Митя закрыл книжку; некоторое время сидел и все растягивал губы; затем вдруг поднял голову — будто решился на что-то.
— Итак, лосиха бежит относительно сугробов… Глубоких сугробов… ей очень трудно, и она тяжело дышит…
«Ну, эти поправки не очень важны», — мелькнуло в Колиной голове.
— Ты сидишь на лосихе. Так что относительно тебя она неподвижна. Вы двигаетесь вместе с ней, понимаешь? И детеныш тоже неподвижен по отношению к тебе, — Митя снова водил пальцем по обложке; сначала он объяснял неверным голосом, но, в конце концов, выправился, — а что происходит, когда он начинает отставать? Лосиха и детеныш бегут уже с разной скоростью. Это, пожалуй, самый сложный момент. Если ты сидишь на лосихе, тебе будет казаться, что детеныш отдаляется назад. С небольшой скоростью… Потом детеныш увязает в сугробе. Он не двигается относительно сугробов. Лосиха тоже останавливается. Затем бежит в обратном направлении. Конец такой: они побежали дальше, и детеныш уже от лосихи не отставал. То есть они опять не двигаются друг относительно друга.

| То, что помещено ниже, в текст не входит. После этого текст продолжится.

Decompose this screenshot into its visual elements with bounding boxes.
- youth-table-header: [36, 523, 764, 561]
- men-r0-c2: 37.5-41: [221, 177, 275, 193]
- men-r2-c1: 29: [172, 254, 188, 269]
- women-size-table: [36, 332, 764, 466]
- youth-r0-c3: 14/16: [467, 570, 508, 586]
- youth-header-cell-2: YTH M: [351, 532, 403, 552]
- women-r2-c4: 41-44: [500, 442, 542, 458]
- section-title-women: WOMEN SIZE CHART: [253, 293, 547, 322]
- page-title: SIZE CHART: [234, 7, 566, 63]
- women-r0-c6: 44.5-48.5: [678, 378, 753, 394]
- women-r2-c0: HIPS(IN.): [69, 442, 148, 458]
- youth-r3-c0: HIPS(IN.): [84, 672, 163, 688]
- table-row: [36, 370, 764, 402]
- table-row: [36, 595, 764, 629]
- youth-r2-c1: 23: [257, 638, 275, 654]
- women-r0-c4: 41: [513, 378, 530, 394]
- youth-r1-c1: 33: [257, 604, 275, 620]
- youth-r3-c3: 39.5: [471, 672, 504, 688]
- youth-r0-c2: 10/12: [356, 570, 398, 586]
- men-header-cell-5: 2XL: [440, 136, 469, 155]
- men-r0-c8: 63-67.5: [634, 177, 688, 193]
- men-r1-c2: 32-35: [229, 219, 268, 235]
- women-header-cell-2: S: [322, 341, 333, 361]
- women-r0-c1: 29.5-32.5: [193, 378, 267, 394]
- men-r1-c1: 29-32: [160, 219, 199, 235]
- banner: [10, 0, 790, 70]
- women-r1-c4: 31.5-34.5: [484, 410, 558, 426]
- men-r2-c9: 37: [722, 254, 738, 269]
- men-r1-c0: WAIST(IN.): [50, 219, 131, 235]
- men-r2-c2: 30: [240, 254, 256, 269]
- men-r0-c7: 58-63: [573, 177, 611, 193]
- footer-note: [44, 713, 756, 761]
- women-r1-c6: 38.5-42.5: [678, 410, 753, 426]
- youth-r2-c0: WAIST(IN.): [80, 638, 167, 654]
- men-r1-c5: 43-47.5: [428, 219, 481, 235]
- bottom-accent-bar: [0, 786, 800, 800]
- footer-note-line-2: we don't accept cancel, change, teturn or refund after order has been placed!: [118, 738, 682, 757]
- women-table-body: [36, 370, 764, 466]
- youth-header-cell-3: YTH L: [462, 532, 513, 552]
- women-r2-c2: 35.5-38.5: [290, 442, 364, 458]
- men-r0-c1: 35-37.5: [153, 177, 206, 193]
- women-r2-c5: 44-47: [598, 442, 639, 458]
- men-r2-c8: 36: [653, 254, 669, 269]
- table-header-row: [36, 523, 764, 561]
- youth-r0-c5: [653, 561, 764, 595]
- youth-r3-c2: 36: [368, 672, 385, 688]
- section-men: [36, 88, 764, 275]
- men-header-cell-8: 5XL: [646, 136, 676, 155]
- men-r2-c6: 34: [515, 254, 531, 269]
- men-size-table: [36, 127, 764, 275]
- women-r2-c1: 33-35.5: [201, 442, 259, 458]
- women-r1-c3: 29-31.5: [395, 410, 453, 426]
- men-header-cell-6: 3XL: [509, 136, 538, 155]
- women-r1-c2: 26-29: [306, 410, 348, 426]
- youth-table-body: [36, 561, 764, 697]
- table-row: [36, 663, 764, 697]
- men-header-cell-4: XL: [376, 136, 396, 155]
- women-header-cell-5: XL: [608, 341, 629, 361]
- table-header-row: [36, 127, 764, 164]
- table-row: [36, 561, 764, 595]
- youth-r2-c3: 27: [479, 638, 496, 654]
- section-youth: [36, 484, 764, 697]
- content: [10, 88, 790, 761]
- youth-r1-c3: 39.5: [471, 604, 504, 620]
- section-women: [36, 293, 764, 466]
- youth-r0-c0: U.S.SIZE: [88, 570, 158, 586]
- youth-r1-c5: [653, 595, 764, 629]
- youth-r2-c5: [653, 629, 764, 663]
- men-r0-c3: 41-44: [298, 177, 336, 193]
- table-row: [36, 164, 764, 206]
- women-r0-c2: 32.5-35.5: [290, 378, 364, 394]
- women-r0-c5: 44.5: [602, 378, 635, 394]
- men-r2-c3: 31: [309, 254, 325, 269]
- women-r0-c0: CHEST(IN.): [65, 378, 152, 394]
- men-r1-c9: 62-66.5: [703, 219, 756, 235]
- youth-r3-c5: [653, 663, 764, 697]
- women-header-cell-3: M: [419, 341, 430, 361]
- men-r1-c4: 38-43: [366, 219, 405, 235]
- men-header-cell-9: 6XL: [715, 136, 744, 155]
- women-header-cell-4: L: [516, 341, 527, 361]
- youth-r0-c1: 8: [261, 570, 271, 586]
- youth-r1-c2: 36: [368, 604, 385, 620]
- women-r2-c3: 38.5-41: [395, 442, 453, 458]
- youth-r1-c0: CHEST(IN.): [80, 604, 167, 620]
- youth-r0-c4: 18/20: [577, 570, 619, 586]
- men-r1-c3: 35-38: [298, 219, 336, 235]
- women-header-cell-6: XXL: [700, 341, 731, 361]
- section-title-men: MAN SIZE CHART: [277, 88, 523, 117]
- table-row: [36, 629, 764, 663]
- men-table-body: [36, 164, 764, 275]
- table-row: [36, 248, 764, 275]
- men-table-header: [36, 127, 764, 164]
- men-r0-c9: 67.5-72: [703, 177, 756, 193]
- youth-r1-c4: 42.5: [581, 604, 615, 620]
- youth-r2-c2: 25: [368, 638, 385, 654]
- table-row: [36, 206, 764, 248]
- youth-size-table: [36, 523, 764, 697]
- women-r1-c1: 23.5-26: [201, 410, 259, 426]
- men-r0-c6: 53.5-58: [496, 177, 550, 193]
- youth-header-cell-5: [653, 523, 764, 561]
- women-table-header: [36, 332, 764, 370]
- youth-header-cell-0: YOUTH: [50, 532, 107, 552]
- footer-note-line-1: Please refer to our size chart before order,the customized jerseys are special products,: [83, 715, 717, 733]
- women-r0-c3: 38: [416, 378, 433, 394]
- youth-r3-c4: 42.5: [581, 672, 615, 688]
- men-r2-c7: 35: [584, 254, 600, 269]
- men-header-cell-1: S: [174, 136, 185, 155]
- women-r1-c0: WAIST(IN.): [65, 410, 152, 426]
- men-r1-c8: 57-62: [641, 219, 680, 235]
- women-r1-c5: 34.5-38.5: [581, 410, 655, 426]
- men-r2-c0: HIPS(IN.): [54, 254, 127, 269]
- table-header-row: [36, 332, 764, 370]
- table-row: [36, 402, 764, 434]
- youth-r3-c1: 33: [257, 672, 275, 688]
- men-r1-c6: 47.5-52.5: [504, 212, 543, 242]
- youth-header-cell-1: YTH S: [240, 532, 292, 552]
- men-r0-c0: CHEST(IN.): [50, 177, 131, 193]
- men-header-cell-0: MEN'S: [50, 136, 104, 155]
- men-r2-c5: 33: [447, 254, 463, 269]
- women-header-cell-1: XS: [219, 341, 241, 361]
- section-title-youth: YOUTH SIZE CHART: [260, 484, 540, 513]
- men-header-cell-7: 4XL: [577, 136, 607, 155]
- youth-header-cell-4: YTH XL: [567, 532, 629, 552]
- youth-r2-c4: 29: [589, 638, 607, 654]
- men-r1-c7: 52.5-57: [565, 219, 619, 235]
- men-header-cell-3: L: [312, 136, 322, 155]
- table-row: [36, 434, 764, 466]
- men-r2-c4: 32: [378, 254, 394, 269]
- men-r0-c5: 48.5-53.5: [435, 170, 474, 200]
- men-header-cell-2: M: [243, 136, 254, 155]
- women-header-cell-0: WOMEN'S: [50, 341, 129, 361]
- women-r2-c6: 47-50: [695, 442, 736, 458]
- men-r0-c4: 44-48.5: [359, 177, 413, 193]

А относительно сугробов бегут с одинаковой скоростью. Понял?
— Не знаю… — Коля нахмурился, — вроде бы. Да, да, думаю, понял, — закивал, наконец, он.
На самом же деле он запутался — совсем.
— Кажется, раньше ты объяснял проще. Год назад, помнишь?
— Да, помню. Все помню, — Митя отвечал, не глядя на брата.
Выдержал небольшую паузу, затем продолжал:
— Ты про поезд и платформу? — он посмотрел на Колю.
— Угу.
— Там проще ситуация была. Значительно проще, Коль. Но ты же стал старше на целый год, теперь можно повыше планку взять.
— Ах вот оно что!
Митя слегка улыбнулся, и Коля испытывал печаль и грусть. И именно теперь почему-то ему не хотелось подавлять эти чувства, прятать их от себя.
Как же это глупо — подавлять чувства.
— Ну а ты как думал… Да-да, там платформа не двигалась просто.
— Нет, подожди-ка, как это… двигалась! — удивленно возразил Коля; он чувствовал облегчение.
— Двигалась — относительно поезда. Да. Но только относительно поезда. И город еще уезжал.